A l’aube du 75e anniversaire de la libération du camp d’Auschwitz-Monowitz, cent ans après la naissance de l’auteur de ce témoignage implacable, pourquoi doit-on toujours lire Primo Levi ? Trois questions à Annette Wieviorka, historienne spécialiste de la Shoah et auteure de L’Ere du Témoin (Hachette, 2002), l’un des ouvrages essentiels pour comprendre le témoignage des rescapés.
L'historienne spécialiste de la Shoah Annette Wieviorka, Paris, novembre 2018.
Dans son ouvrage Si c’est un homme, Primo Levi offre un témoignage glaçant sur ce dont l’humanité est capable. ("Personne ne sortira d’ici, qui pourrait porter au monde, avec […] la sinistre nouvelle de ce que l’homme, à Auschwitz, a pu faire d’un autre homme"). Un évènement de cette ampleur pourrait-il se reproduire ?
Une nouvelle destruction des Juifs d’Europe serait impossible : on ne peut pas tuer des gens qui l’ont déjà été.
Il y avait 10 à 11 millions de Juifs en Europe en 1939. Aujourd’hui, il en reste 1 million, dont la moitié en France. Mais des massacres de masse ou des génocides peuvent se produire ailleurs, malgré le nombre de témoignages sur le sujet.
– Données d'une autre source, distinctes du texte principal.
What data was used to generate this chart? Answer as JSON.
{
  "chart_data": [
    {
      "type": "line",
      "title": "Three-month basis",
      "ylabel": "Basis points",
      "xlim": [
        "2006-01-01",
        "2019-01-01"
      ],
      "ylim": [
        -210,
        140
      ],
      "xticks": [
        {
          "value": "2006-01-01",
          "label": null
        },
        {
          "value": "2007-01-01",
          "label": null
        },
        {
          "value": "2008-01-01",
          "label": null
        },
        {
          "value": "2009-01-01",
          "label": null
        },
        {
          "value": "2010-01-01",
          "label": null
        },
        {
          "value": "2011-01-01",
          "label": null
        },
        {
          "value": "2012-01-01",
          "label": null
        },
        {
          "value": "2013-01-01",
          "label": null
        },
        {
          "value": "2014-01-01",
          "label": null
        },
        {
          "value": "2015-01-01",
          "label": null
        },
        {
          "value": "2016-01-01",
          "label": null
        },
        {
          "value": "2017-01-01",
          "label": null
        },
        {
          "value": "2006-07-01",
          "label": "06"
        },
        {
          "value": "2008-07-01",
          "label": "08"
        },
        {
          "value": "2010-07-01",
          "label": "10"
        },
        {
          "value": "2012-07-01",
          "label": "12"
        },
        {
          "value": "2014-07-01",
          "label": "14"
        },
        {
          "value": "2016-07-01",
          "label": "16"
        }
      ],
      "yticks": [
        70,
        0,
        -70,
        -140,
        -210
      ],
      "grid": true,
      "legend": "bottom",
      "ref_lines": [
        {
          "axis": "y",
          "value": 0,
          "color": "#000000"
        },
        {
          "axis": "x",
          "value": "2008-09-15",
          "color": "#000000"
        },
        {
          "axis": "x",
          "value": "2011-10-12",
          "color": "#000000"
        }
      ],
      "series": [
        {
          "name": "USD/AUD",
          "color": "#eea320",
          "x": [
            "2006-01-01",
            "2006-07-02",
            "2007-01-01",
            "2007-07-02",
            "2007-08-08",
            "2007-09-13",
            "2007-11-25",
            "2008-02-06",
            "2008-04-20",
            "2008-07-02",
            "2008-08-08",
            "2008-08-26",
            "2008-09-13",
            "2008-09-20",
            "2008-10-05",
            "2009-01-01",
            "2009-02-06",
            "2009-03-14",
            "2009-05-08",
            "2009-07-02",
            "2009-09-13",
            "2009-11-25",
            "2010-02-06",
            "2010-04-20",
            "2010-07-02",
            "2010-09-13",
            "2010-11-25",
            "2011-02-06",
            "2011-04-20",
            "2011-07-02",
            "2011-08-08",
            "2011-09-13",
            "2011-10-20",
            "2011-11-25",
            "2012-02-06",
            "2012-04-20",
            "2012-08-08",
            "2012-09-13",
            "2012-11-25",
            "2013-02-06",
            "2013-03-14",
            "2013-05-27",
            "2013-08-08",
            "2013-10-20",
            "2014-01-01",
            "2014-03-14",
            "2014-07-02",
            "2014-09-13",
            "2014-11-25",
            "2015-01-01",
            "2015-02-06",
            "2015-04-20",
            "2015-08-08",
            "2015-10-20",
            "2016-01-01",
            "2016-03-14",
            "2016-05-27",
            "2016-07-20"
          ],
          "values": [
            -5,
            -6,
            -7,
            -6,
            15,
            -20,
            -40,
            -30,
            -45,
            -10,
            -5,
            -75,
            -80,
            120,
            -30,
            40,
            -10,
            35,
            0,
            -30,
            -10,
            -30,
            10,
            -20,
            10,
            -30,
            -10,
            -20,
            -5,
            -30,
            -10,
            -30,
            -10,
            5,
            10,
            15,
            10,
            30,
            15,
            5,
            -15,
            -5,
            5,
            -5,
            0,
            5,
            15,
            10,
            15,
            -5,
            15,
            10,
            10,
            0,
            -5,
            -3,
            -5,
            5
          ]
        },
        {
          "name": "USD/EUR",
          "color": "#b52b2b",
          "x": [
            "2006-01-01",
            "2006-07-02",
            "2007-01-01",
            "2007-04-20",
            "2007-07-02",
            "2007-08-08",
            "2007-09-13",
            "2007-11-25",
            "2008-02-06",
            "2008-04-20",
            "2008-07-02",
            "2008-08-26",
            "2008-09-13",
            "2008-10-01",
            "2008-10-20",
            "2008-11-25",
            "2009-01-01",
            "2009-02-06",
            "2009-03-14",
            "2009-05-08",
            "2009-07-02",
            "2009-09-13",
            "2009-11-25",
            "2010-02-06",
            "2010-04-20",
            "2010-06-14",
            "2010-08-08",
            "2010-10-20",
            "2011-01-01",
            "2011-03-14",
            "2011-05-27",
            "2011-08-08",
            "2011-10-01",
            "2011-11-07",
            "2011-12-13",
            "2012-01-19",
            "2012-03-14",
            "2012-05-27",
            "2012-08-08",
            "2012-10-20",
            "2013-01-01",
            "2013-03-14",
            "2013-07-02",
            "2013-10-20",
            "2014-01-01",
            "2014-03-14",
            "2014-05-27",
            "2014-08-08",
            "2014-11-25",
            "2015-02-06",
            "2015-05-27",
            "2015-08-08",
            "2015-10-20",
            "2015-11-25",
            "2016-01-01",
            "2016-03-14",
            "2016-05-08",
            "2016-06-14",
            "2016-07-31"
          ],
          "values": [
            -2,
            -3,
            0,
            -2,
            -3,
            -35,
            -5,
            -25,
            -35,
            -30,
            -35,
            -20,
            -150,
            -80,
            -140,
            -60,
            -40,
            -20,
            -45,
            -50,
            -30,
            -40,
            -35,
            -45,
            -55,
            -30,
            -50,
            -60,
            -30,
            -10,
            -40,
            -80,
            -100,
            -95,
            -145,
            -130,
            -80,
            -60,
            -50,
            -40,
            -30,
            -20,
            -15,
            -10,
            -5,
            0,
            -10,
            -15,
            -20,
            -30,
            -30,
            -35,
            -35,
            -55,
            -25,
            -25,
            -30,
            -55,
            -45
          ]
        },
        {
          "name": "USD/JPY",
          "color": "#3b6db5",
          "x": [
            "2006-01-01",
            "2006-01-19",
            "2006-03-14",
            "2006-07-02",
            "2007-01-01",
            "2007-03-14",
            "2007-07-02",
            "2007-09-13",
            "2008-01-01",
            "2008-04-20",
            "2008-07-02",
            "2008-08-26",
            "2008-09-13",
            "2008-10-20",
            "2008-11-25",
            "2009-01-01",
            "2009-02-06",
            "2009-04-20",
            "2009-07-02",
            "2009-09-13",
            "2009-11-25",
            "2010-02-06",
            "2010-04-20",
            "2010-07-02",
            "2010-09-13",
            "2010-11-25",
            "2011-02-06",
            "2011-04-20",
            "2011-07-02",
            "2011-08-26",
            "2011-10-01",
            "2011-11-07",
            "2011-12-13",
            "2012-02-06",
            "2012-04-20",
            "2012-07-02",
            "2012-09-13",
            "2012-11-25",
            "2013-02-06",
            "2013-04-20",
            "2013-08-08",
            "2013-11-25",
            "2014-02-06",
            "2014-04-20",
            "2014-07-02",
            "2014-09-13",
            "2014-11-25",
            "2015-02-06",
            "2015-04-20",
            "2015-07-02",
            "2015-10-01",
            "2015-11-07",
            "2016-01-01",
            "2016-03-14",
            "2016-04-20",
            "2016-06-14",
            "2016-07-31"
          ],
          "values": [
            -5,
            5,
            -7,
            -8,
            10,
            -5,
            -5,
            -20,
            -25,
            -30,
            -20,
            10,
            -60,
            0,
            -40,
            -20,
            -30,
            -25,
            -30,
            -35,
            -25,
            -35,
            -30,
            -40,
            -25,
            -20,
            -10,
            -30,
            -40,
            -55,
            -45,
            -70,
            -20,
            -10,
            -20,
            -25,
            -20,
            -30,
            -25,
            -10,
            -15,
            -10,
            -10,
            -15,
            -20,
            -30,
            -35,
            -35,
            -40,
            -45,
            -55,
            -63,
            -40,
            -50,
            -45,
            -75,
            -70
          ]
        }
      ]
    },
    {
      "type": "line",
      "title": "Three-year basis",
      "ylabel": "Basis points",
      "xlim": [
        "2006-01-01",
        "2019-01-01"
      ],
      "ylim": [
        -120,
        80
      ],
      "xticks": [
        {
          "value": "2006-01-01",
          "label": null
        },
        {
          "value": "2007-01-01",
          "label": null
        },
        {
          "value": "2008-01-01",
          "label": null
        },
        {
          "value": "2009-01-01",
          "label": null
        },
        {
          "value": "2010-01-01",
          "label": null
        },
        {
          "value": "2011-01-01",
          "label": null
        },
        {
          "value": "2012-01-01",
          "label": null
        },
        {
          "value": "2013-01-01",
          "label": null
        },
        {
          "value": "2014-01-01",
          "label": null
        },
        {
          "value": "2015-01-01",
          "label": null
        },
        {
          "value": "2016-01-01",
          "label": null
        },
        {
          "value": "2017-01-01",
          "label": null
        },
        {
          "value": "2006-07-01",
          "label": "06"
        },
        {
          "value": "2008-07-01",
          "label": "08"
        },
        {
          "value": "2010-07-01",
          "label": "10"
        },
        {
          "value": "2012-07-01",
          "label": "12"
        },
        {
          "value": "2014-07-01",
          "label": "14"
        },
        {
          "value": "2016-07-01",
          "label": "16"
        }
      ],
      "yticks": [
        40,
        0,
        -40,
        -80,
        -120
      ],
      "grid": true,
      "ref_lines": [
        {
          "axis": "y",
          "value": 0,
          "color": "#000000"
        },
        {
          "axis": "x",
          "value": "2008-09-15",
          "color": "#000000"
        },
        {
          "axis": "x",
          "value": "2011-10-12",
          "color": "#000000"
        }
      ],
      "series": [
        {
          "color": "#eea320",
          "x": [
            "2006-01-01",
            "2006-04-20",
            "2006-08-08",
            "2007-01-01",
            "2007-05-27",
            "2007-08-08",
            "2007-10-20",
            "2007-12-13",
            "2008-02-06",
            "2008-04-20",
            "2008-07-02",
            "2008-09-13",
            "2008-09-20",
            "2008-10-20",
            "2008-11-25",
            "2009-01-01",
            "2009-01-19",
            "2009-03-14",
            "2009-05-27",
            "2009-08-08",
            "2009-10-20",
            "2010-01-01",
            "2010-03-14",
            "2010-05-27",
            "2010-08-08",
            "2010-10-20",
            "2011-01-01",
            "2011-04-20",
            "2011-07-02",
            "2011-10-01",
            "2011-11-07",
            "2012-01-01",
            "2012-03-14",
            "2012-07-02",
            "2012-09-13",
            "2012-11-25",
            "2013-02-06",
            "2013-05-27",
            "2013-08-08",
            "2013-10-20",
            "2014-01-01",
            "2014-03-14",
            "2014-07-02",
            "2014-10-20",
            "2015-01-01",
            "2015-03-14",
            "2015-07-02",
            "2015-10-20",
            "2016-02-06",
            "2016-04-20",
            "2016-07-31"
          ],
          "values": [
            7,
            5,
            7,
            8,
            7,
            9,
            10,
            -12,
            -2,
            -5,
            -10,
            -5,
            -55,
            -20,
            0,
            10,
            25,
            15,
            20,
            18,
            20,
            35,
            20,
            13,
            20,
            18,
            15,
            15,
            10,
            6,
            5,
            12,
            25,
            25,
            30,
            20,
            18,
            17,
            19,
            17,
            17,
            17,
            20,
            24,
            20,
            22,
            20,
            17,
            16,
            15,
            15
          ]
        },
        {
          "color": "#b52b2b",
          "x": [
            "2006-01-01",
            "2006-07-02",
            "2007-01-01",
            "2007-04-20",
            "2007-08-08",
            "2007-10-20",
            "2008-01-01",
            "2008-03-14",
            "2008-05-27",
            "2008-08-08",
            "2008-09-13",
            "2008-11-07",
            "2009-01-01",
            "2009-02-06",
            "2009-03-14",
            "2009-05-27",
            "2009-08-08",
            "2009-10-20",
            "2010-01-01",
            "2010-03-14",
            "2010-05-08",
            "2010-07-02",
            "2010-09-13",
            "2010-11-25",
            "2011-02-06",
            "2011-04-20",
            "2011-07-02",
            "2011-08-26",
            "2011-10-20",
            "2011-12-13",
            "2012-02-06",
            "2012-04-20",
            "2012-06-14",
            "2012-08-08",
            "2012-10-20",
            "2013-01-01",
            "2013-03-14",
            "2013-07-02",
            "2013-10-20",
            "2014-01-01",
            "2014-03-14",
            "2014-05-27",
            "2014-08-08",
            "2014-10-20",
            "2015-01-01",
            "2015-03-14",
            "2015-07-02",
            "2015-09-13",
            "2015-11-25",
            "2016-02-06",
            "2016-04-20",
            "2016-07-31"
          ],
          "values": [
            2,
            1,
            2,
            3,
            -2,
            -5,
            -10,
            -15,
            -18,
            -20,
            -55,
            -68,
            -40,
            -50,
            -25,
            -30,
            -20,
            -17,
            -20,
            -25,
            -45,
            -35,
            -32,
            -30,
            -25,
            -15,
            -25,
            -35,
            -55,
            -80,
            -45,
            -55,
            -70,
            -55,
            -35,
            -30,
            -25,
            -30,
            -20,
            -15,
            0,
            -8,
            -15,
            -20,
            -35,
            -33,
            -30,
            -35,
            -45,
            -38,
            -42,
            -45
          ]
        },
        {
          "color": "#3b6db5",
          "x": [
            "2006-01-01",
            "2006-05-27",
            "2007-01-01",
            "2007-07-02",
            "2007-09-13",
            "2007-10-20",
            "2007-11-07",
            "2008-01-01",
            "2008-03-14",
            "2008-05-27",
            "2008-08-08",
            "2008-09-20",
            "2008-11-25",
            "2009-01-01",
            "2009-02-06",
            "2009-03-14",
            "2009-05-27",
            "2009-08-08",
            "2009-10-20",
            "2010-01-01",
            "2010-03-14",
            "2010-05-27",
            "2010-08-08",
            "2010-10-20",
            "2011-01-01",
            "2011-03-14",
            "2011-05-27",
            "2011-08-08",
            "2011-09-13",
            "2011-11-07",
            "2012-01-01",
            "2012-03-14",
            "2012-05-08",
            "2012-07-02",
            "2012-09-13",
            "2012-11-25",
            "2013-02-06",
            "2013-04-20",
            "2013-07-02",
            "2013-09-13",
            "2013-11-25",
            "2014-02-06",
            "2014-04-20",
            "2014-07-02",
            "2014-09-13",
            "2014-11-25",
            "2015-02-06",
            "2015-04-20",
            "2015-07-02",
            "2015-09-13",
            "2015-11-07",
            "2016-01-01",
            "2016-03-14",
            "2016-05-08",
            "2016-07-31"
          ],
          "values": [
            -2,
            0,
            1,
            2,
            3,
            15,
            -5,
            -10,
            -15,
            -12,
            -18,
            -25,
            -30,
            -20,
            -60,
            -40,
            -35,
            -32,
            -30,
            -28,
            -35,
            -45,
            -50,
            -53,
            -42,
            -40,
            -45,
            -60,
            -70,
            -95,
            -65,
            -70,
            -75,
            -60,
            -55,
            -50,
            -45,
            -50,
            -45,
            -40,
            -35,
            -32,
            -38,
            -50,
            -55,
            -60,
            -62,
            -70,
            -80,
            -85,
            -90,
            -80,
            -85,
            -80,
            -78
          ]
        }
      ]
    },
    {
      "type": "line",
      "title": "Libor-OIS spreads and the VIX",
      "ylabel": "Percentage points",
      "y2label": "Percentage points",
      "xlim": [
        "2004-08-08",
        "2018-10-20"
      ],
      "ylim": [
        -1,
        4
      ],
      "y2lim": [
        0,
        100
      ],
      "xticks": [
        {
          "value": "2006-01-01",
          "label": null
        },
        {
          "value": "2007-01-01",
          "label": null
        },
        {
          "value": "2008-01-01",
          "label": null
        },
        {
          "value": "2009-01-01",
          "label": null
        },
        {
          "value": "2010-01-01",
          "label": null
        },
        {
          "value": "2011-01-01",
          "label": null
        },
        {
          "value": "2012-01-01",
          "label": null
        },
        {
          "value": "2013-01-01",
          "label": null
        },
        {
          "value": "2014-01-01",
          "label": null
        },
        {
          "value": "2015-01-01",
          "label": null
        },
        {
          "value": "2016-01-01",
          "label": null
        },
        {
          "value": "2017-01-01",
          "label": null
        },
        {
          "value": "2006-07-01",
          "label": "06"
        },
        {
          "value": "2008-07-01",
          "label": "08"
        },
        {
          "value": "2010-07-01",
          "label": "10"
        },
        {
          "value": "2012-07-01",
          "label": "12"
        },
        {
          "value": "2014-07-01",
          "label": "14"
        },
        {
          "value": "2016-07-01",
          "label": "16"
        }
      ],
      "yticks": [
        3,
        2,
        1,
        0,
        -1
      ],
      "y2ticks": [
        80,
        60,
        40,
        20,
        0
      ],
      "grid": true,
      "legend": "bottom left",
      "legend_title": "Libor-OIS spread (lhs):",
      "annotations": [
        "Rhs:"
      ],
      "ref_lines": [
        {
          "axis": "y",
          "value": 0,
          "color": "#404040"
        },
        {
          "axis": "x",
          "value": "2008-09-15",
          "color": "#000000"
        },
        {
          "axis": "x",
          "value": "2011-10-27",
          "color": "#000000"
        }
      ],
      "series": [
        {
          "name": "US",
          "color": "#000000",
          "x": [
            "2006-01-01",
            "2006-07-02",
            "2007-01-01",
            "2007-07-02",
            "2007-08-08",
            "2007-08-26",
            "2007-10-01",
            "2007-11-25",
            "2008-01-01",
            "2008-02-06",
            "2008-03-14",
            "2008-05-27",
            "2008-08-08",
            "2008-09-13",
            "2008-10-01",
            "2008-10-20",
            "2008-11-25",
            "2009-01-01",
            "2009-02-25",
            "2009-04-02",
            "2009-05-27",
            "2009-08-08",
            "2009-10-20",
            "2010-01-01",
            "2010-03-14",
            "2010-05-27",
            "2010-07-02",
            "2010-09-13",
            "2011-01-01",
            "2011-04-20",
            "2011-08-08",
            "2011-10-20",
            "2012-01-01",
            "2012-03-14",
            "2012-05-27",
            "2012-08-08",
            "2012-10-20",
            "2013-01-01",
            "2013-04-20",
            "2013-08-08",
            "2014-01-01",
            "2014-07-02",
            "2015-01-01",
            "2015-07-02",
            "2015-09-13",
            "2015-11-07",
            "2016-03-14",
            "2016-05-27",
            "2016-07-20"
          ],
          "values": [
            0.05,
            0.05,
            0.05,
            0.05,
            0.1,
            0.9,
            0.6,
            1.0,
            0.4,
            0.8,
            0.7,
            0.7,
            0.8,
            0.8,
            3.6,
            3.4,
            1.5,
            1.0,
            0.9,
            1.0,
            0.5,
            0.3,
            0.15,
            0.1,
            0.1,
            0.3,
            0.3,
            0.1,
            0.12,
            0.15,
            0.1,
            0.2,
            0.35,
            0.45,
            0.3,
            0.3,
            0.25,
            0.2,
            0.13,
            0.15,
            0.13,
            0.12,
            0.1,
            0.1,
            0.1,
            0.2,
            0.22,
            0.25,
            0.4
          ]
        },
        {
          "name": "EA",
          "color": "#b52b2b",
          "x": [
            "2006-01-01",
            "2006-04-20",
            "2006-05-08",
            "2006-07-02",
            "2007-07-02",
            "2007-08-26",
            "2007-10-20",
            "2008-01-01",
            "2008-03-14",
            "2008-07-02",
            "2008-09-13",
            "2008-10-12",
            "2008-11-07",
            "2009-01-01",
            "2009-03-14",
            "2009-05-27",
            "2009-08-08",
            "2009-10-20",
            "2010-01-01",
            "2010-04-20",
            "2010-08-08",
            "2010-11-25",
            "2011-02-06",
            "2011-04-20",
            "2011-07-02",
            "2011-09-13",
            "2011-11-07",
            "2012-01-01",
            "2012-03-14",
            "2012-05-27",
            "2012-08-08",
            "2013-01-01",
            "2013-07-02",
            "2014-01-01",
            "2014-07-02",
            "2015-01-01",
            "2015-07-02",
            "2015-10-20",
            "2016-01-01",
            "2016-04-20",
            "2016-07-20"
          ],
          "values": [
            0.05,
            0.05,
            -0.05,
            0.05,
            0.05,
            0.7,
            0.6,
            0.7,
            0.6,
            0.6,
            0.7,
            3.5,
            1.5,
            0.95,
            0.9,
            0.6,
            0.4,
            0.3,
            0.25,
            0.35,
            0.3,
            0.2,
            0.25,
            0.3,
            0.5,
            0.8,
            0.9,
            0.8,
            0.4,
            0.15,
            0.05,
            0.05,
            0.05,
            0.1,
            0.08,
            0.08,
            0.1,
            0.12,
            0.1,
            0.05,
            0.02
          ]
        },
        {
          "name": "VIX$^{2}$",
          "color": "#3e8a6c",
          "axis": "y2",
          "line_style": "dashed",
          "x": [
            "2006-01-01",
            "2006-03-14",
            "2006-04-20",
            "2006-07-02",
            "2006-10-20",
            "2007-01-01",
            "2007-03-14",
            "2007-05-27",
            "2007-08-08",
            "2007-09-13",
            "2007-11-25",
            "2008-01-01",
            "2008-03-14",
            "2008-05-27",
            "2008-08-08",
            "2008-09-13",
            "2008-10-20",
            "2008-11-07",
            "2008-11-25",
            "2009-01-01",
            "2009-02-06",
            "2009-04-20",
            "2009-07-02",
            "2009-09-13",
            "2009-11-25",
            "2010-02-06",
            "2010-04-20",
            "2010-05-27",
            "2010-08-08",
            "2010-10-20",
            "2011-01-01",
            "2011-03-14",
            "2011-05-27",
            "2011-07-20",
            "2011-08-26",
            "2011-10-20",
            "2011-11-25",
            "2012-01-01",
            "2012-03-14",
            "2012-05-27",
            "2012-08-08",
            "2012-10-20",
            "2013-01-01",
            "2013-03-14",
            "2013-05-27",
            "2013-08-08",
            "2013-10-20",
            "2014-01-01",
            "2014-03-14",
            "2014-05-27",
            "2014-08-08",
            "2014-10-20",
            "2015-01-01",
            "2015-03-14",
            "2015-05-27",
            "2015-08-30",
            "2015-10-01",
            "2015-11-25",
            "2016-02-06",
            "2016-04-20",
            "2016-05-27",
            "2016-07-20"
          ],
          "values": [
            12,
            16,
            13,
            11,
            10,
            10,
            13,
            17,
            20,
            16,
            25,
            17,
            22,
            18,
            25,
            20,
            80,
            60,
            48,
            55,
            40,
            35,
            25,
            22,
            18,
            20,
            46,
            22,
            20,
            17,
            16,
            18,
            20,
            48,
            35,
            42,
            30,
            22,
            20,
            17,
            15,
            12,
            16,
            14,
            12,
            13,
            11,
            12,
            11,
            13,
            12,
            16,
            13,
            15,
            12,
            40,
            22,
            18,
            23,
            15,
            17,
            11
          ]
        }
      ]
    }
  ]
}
Entre 1945 et aujourd’hui, il y a eu un événement que chacun reconnaît comme un génocide : l’assassinat de 800 000 Tutsis par les Hutus au Rwanda en 1994. On peut également citer les Kurdes, les Rohingyas, les Yézidis...
La Convention pour la prévention et la répression du crime de génocide de 1948 et la justice internationale n’empêchent pas les massacres de masse.
Vous avez montré, dans votre livre L'ère du témoin, de quelle façon s'était libérée la parole des rescapés. Comment s’inscrit la parole de Primo Levi dans l’histoire du témoignage ?
Le témoignage de Primo Levi a été écrit très vite après son retour en Italie. Il trouve, avec difficultés, une petite maison d’édition qui accepte de l'éditer en 1947.
A cette époque, son témoignage ne touche pratiquement personne. Mais en 1961 se tient le procès d’Adolf Eichmann à Jérusalem. Le procès a un impact énorme sur la libération de la parole. Il se produit alors ce que j’ai appelé "l’avènement du témoin".
Après cette ère du témoin, son témoignage ainsi que d’autres commencent à être popularisés et traduits.
En 1985, très peu de temps avant son suicide, Primo Levi publie un autre ouvrage : Les Naufragés et les Rescapés.
Il y développe une réflexion sur le témoignage, sur qui sont selon lui les vrais témoins, et les raisons qui expliquent sa décision de cesser d’aller parler dans les établissements scolaires.
Enfin, en quelques mots, pourquoi lire Primo Levi aujourd'hui ?
Si l’on veut être cultivé, conscient de ce qu’a été le siècle dernier, Primo Levi est un auteur capital. D’abord, parce que c’est un grand écrivain. Ensuite, parce qu’il a écrit sur la page d’Histoire la plus tragique d’un siècle qui ne manque pas de pages d’Histoire tragiques.
C’est un grand témoignage : il ne se contente pas de décrire ce qu’il a vu et vécu dans les camps. Il apporte une réflexion sur ce qu’est le camp, sur ce que le camp dit de l’Homme, d'où son titre.
L’inscription de la Shoah dans l’histoire, dans la culture et dans l’imaginaire de nos sociétés est assurée.
Mais ce que sera le monde de demain, impossible de le savoir. En tout cas, si l’on avait dit à Primo Levi que son livre serait, dans les années 2000, étudié dans toutes les écoles françaises et présenté au bac de français, il ne l’aurait pas cru.